Why the cost of Donald Trump’s plan to scrap nuclear arms control treaty may not be worth the gains in Asia
- Ankit Panda writes that a US pull-out from 1987 treaty would expose Europe to a threat from Russian cruise missiles
- The move may be aimed at countering China, but the benefits of doing it this way are debatable
The sole remaining cold war arms control treaty between the United States and Russia may be on its last legs. US President Donald Trump, egged on by his arms control-averse adviser on national security affairs, John Bolton, has said Washington will leave the Intermediate-Range Nuclear Forces Treaty.
Signed in 1987, the treaty was the first to result in the destruction of an entire class of nuclear and conventional weaponry.
It barred both the US and the Soviet Union from developing, possessing, testing or deploying ground-launched ballistic and cruise missiles with a range of 500 to 5,500km (310 to 3,417 miles). Air- and sea-launched missiles – both nuclear and conventional – were not included.

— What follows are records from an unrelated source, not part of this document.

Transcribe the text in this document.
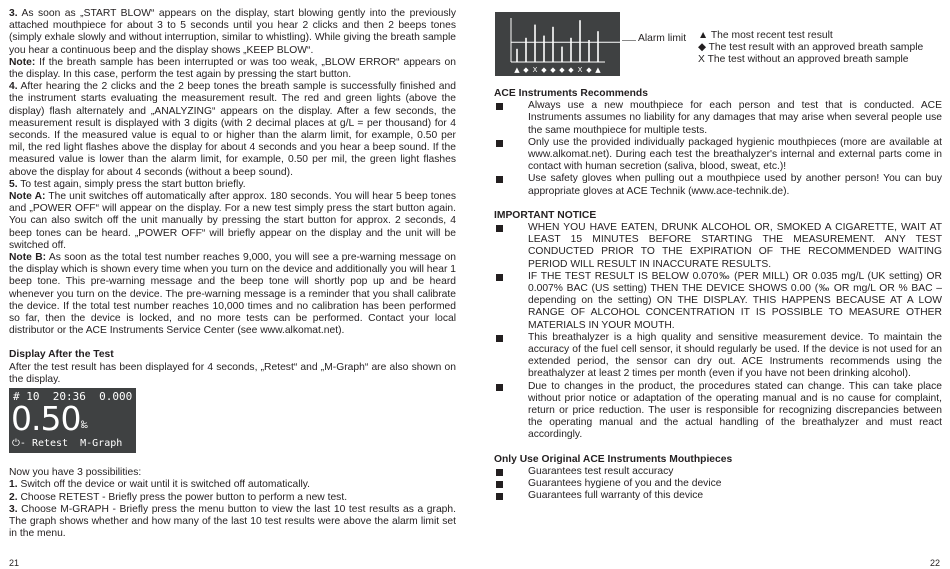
3. As soon as „START BLOW“ appears on the display, start blowing gently into the previously attached mouthpiece for about 3 to 5 seconds until you hear 2 clicks and then 2 beeps tones (simply exhale slowly and without interruption, similar to whistling). While giving the breath sample you hear a continuous beep and the display shows „KEEP BLOW“.

Note: If the breath sample has been interrupted or was too weak, „BLOW ERROR“ appears on the display. In this case, perform the test again by pressing the start button.

4. After hearing the 2 clicks and the 2 beep tones the breath sample is successfully finished and the instrument starts evaluating the measurement result. The red and green lights (above the display) flash alternately and „ANALYZING“ appears on the display. After a few seconds, the measurement result is displayed with 3 digits (with 2 decimal places at g/L = per thousand) for 4 seconds. If the measured value is equal to or higher than the alarm limit, for example, 0.50 per mil, the red light flashes above the display for about 4 seconds and you hear a beep sound. If the measured value is lower than the alarm limit, for example, 0.50 per mil, the green light flashes above the display for about 4 seconds (without a beep sound).

5. To test again, simply press the start button briefly.

Note A: The unit switches off automatically after approx. 180 seconds. You will hear 5 beep tones and „POWER OFF“ will appear on the display. For a new test simply press the start button again. You can also switch off the unit manually by pressing the start button for approx. 2 seconds, 4 beep tones can be heard. „POWER OFF“ will briefly appear on the display and the unit will be switched off.

Note B: As soon as the total test number reaches 9,000, you will see a pre-warning message on the display which is shown every time when you turn on the device and additionally you will hear 1 beep tone. This pre-warning message and the beep tone will shortly pop up and be heard whenever you turn on the device. The pre-warning message is a reminder that you shall calibrate the device. If the total test number reaches 10,000 times and no calibration has been performed so far, then the device is locked, and no more tests can be performed. Contact your local distributor or the ACE Instruments Service Center (see www.alkomat.net).

Display After the Test

After the test result has been displayed for 4 seconds, „Retest“ and „M-Graph“ are also shown on the display.

# 10  20:36  0.000
0.50 ‰
⏻- Retest  M-Graph

Now you have 3 possibilities:

1. Switch off the device or wait until it is switched off automatically.

2. Choose RETEST - Briefly press the power button to perform a new test.

3. Choose M-GRAPH - Briefly press the menu button to view the last 10 test results as a graph. The graph shows whether and how many of the last 10 test results were above the alarm limit set in the menu.

21
▲ ◆ X ◆ ◆ ◆ ◆ X ◆ ▲
Alarm limit ▲ The most recent test result
◆ The test result with an approved breath sample
X The test without an approved breath sample

ACE Instruments Recommends

Always use a new mouthpiece for each person and test that is conducted. ACE Instruments assumes no liability for any damages that may arise when several people use the same mouthpiece for multiple tests.
Only use the provided individually packaged hygienic mouthpieces (more are available at www.alkomat.net). During each test the breathalyzer's internal and external parts come in contact with human secretion (saliva, blood, sweat, etc.)!
Use safety gloves when pulling out a mouthpiece used by another person! You can buy appropriate gloves at ACE Technik (www.ace-technik.de).

IMPORTANT NOTICE

WHEN YOU HAVE EATEN, DRUNK ALCOHOL OR, SMOKED A CIGARETTE, WAIT AT LEAST 15 MINUTES BEFORE STARTING THE MEASUREMENT. ANY TEST CONDUCTED PRIOR TO THE EXPIRATION OF THE RECOMMENDED WAITING PERIOD WILL RESULT IN INACCURATE RESULTS.
IF THE TEST RESULT IS BELOW 0.070‰ (PER MILL) OR 0.035 mg/L (UK setting) OR 0.007% BAC (US setting) THEN THE DEVICE SHOWS 0.00 (‰ OR mg/L OR % BAC – depending on the setting) ON THE DISPLAY. THIS HAPPENS BECAUSE AT A LOW RANGE OF ALCOHOL CONCENTRATION IT IS POSSIBLE TO MEASURE OTHER MATERIALS IN YOUR MOUTH.
This breathalyzer is a high quality and sensitive measurement device. To maintain the accuracy of the fuel cell sensor, it should regularly be used. If the device is not used for an extended period, the sensor can dry out. ACE Instruments recommends using the breathalyzer at least 2 times per month (even if you have not been drinking alcohol).
Due to changes in the product, the procedures stated can change. This can take place without prior notice or adaptation of the operating manual and is no cause for complaint, return or price reduction. The user is responsible for recognizing discrepancies between the operating manual and the actual handling of the breathalyzer and must react accordingly.

Only Use Original ACE Instruments Mouthpieces

Guarantees test result accuracy
Guarantees hygiene of you and the device
Guarantees full warranty of this device
22
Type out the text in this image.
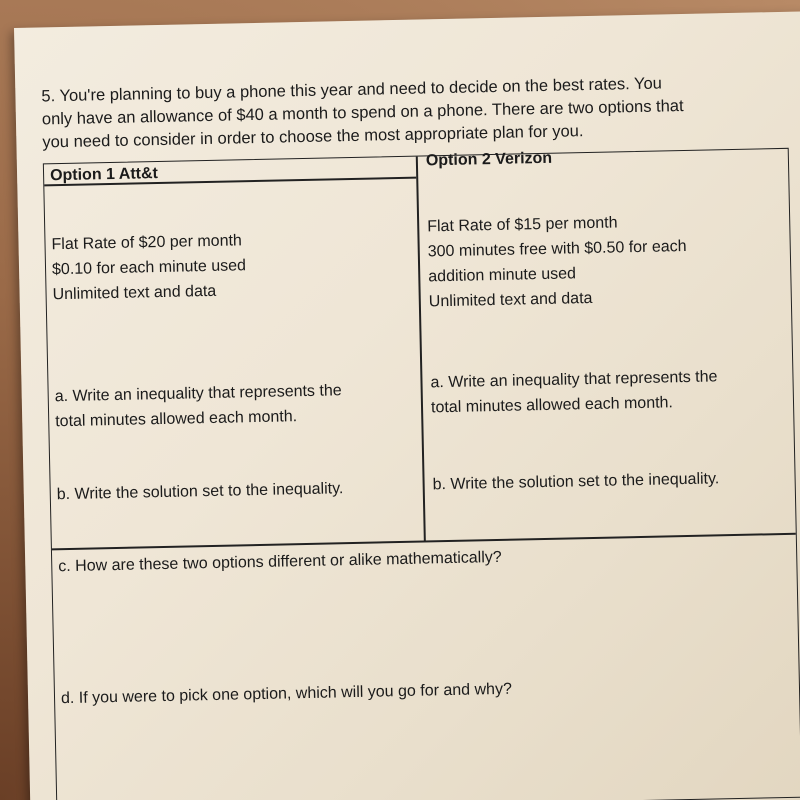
5. You're planning to buy a phone this year and need to decide on the best rates. You
only have an allowance of $40 a month to spend on a phone. There are two options that
you need to consider in order to choose the most appropriate plan for you.

Option 1 Att&t
Flat Rate of $20 per month
$0.10 for each minute used
Unlimited text and data
a. Write an inequality that represents the
total minutes allowed each month.
b. Write the solution set to the inequality.
Option 2 Verizon
Flat Rate of $15 per month
300 minutes free with $0.50 for each
addition minute used
Unlimited text and data
a. Write an inequality that represents the
total minutes allowed each month.
b. Write the solution set to the inequality.
c. How are these two options different or alike mathematically?
d. If you were to pick one option, which will you go for and why?
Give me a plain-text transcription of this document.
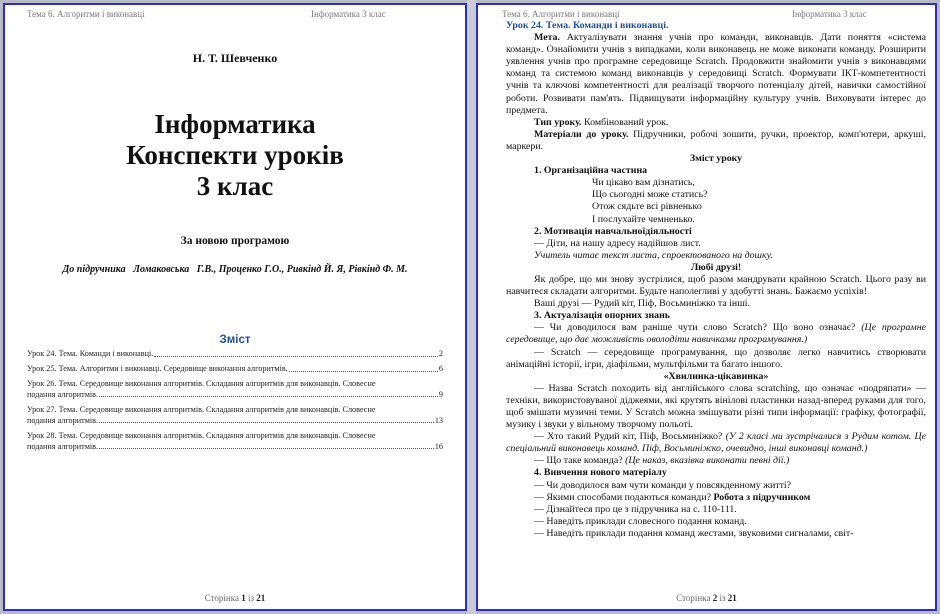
Тема 6. Алгоритми і виконавці	Інформатика 3 клас
Н. Т. Шевченко
Інформатика
Конспекти уроків
3 клас
За новою програмою
До підручника   Ломаковська   Г.В., Проценко Г.О., Ривкінд Й. Я, Рівкінд Ф. М.
Зміст
Урок 24. Тема. Команди і виконавці.	2
Урок 25. Тема. Алгоритми і виконавці. Середовище виконання алгоритмів.	6
Урок 26. Тема. Середовище виконання алгоритмів. Складання алгоритмів для виконавців. Словесне
подання алгоритмів.	9
Урок 27. Тема. Середовище виконання алгоритмів. Складання алгоритмів для виконавців. Словесне
подання алгоритмів.	13
Урок 28. Тема. Середовище виконання алгоритмів. Складання алгоритмів для виконавців. Словесне
подання алгоритмів.	16
Сторінка 1 із 21
Тема 6. Алгоритми і виконавці	Інформатика 3 клас

Урок 24. Тема. Команди і виконавці.

Мета. Актуалізувати знання учнів про команди, виконавців. Дати поняття «система команд». Ознайомити учнів з випадками, коли виконавець не може виконати команду. Розширити уявлення учнів про програмне середовище Scratch. Продовжити знайомити учнів з виконавцями команд та системою команд виконавців у середовищі Scratch. Формувати ІКТ-компетентності учнів та ключові компетентності для реалізації творчого потенціалу дітей, навички самостійної роботи. Розвивати пам'ять. Підвищувати інформаційну культуру учнів. Виховувати інтерес до предмета.

Тип уроку. Комбінований урок.

Матеріали до уроку. Підручники, робочі зошити, ручки, проектор, комп'ютери, аркуші, маркери.

Зміст уроку

1. Організаційна частина

Чи цікаво вам дізнатись,

Що сьогодні може статись?

Отож сядьте всі рівненько

І послухайте чемненько.

2. Мотивація навчальноїдіяльності

— Діти, на нашу адресу надійшов лист.

Учитель читає текст листа, спроектованого на дошку.

Любі друзі!

Як добре, що ми знову зустрілися, щоб разом мандрувати крайною Scratch. Цього разу ви навчитеся складати алгоритми. Будьте наполегливі у здобутті знань. Бажаємо успіхів!

Ваші друзі — Рудий кіт, Піф, Восьминіжко та інші.

3. Актуалізація опорних знань

— Чи доводилося вам раніше чути слово Scratch? Що воно означає? (Це програмне середовище, що дає можливість оволодіти навичками програмування.)

— Scratch — середовище програмування, що дозволяє легко навчитись створювати анімаційні історії, ігри, діафільми, мультфільми та багато іншого.

«Хвилинка-цікавинка»

— Назва Scratch походить від англійського слова scratching, що означає «подряпати» — техніки, використовуваної діджеями, які крутять вінілові пластинки назад-вперед руками для того, щоб змішати музичні теми. У Scratch можна змішувати різні типи інформації: графіку, фотографії, музику і звуки у вільному творчому польоті.

— Хто такий Рудий кіт, Піф, Восьминіжко? (У 2 класі ми зустрічалися з Рудим котом. Це спеціальний виконавець команд. Піф, Восьминіжко, очевидно, інші виконавці команд.)

— Що таке команда? (Це наказ, вказівка виконати певні дії.)

4. Вивчення нового матеріалу

— Чи доводилося вам чути команди у повсякденному житті?

— Якими способами подаються команди? Робота з підручником

— Дізнайтеся про це з підручника на с. 110-111.

— Наведіть приклади словесного подання команд.

— Наведіть приклади подання команд жестами, звуковими сигналами, світ-

Сторінка 2 із 21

At the time, the treaty helped defuse rising tensions in Europe, where US Pershing-II and Gryphon missiles were pitted against Soviet SS-20 ballistic missiles, raising the prospect of a damaging exchange that could have easily spiralled into an all-out nuclear war.
The confidence forged between former US president Ronald Reagan and Mikhail Gorbachev, the last Soviet leader, helped build trust between the superpowers in the cold war’s final years.